When he did, he said, 'This “bloated ghost” you speak of: he was the finest airboatman of them all.'

And that night, huddled by a dying fire in the hills above the distant City, he continued: 'At Mingulay he flew one machine against eight. Cooking rats in the sun at noon we watched, my long-dead friends and I, from the beleagured city. His boat was old, his crew haggard; the drugs he took to stay awake had made him shake and stagger: but how that boat spun and turned, how it dropped like a hawk amid the violet bolts of the power cannon! How the brassy light of the South glanced off its crystal hull! Benedict Paucemanly: seven wrecks dotted the arid plain before the siege was lifted; the eighth he rammed afterwards, in an oversight.

'But war was never enough for Paucemanly. When the world was still young (and the Methven still casting their shadows across it) he flew round it. I know, for I was with him, a dwarf of few summers who fancied himself an adventurer. We crossed the oceans, Hornwrack, and all the broken continents! Deserts drifted beneath our hull, rapt in their millenial declining dream. At the poles, aurorae cascaded and roared above us like spectral rivers. We sampled the tropics; the equatorial air burned about us. That was Paucemanly's first flight in the Heavy Star. But if war failed to satisfy him, so did the world. He grew bored. He grew melancholy and thin.

'He began to stare each night at the wan and sovereign Moon.
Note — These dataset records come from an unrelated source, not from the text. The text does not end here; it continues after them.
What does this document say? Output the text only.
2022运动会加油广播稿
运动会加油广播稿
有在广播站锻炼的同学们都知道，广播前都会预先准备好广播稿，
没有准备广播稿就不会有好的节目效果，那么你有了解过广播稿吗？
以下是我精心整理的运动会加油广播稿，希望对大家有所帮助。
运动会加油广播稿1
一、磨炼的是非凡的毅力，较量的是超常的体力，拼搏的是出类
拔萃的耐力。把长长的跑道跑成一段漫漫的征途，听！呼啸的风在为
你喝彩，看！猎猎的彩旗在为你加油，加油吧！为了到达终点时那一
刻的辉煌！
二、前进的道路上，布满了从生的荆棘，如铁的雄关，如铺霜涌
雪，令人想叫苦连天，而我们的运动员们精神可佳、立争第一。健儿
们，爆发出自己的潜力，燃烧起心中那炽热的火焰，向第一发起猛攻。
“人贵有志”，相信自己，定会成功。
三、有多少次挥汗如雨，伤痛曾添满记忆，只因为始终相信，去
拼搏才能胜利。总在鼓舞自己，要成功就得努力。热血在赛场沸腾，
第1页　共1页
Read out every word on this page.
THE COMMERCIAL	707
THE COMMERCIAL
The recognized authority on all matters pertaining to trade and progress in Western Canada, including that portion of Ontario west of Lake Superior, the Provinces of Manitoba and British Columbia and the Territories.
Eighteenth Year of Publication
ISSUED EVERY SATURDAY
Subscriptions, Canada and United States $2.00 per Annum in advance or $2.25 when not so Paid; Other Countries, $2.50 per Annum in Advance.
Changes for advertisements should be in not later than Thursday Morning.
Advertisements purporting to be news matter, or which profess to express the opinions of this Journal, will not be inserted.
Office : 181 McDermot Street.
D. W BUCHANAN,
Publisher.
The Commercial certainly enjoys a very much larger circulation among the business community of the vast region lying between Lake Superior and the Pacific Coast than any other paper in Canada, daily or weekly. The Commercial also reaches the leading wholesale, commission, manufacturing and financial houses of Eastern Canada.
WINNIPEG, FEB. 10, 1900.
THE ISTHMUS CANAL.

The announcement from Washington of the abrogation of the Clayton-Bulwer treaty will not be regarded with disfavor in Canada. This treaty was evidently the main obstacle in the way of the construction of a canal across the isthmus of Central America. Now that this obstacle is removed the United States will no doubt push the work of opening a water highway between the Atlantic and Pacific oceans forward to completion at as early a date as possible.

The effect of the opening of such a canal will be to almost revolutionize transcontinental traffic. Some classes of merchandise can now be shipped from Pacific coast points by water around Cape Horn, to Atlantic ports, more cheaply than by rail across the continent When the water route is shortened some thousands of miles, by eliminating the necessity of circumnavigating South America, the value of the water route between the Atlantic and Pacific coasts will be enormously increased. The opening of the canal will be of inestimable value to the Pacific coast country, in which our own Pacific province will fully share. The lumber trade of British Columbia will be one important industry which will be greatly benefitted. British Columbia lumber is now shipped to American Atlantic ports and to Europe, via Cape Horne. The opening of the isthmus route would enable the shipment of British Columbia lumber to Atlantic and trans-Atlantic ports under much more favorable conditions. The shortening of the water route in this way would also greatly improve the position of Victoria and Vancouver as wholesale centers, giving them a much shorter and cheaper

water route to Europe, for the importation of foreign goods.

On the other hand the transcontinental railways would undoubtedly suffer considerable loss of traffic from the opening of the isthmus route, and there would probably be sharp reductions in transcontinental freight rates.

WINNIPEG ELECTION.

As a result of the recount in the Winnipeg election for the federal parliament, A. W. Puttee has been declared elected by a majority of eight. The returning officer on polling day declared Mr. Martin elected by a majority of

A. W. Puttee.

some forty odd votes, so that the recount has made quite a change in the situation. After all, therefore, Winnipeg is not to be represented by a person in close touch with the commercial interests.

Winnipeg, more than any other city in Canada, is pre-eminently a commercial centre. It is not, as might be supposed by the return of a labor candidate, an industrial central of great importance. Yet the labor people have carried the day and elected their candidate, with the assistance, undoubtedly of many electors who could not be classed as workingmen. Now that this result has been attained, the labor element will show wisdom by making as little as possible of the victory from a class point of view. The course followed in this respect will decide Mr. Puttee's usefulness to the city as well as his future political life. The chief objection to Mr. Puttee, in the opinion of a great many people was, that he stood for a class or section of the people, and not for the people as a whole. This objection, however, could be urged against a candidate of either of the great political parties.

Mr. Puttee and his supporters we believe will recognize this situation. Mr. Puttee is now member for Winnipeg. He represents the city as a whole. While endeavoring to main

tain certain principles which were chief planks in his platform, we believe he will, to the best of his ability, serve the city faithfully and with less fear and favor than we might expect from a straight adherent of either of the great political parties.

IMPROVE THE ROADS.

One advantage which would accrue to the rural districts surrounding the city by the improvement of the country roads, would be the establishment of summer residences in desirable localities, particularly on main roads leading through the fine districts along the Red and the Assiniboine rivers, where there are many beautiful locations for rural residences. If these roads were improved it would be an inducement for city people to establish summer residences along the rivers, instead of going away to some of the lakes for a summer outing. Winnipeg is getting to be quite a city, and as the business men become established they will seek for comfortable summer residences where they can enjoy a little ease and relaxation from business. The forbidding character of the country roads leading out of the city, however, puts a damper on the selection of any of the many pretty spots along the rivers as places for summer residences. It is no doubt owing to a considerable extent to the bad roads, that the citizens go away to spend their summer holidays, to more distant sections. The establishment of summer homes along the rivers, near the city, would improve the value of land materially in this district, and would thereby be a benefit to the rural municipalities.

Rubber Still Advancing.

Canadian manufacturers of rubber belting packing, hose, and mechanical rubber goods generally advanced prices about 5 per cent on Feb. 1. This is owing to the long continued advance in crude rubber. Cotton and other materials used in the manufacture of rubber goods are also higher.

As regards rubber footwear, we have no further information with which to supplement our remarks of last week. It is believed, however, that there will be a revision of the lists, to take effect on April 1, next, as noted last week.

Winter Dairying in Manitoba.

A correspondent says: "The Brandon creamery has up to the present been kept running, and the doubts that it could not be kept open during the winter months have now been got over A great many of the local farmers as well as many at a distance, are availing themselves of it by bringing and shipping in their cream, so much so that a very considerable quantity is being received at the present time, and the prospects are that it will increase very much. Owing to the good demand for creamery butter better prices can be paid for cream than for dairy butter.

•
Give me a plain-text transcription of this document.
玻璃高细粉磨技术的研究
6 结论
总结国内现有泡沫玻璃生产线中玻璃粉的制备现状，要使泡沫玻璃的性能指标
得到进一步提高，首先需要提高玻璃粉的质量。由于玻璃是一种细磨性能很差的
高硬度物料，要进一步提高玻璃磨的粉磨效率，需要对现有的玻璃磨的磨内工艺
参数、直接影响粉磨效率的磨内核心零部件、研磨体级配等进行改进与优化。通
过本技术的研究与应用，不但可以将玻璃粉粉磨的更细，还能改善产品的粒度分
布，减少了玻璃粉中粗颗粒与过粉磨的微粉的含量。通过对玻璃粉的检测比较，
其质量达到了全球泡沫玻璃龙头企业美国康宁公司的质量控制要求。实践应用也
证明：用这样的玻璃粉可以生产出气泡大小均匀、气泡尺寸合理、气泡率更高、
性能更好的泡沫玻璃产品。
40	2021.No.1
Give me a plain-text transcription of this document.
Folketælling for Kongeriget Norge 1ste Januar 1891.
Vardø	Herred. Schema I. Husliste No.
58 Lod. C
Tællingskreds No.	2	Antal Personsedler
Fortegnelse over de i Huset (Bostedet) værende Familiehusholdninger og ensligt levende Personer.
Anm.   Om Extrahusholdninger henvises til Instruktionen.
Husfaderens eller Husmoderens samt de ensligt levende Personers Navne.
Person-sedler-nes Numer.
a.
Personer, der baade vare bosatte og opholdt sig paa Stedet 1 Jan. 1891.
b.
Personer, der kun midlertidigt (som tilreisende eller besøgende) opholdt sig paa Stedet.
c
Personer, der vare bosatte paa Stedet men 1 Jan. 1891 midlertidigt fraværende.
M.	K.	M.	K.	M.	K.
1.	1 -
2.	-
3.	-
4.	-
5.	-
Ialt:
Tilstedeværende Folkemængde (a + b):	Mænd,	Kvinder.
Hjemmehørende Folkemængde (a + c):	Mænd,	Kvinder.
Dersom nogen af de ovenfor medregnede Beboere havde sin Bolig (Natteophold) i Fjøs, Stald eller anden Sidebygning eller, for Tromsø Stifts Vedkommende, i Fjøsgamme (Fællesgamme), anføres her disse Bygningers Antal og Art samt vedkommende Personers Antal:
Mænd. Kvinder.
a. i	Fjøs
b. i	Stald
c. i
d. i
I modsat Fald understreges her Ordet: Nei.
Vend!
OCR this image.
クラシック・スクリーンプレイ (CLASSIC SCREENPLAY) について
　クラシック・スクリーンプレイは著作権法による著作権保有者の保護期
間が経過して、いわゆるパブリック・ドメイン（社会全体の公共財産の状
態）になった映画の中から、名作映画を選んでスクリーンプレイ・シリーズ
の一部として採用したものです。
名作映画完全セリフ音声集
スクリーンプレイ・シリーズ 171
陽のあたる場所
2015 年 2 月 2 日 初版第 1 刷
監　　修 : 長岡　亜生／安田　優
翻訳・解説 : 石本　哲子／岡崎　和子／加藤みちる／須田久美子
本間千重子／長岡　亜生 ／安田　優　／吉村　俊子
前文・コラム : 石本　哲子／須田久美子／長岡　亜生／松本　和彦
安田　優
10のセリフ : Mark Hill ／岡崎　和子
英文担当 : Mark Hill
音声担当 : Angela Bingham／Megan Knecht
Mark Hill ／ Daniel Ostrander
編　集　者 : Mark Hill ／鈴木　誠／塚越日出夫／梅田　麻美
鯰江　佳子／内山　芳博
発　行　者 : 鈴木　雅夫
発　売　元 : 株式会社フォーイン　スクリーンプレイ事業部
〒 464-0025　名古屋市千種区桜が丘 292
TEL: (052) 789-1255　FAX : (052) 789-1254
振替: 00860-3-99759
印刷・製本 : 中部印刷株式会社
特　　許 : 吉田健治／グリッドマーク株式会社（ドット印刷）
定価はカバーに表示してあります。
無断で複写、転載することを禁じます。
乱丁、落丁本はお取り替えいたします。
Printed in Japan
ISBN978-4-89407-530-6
'Oh, he yearned after that sad planet. His plan was to go there. “The mysterious navigators of the Afternoon,” he reasoned, “had commerce with it daily, in just such boats as these. The space outside the Earth was of no consequence to them. Perhaps,” he persuaded himself, “the boats remember the way.” We watched him leave on a black night, in that famous ship. She rose into the darkness, hunting like a compass needle. Old senses revived in her. She trembled in anticipation, and strange new lights glimmered at her stern.

'We never saw her again, any of us. The Heavy Star, the Heavy Star! That was a hundred years ago -The old dwarf's eyes were red and flat in the gloom,

reflecting the firelight like the eyes of an animal. 'Hornwrack,'he whispered, 'she knew her way. Don't you

see? This “bloated ghost” you describe is Benedict Paucemanly returned to us. He has been a hundred years in the Moon!'

Hornwrack stirred the embers with his boot. 'That is all very well,'he said a little cruelly (for he envied

the dwarf these memories, with which he had nothing to compare): 'But what has he brought with him past the gates of Earth? And why is he a gibbering idiot?'

The dwarf looked at him thoughtfully.

Later, Cellur the Bird Lord was to describe their journey north in these terms:

'Among the stone crowns and aimless salients of the empty foothills we received hints of some state of being we could not imagine. The world was bleached of its old meanings even for those of us who had previously accepted them. (I do not count myself among these. How could I?) This happened immediately we left the City. It was as if a protection had been removed from us. Mosaic eyes seemed to observe us from behind the dry-stone walls. In the outline of a ridge or a wayfarer's tree might be contained the suggestion of quite another object – a folded wing, for instance, or the coiled tongue of a moth.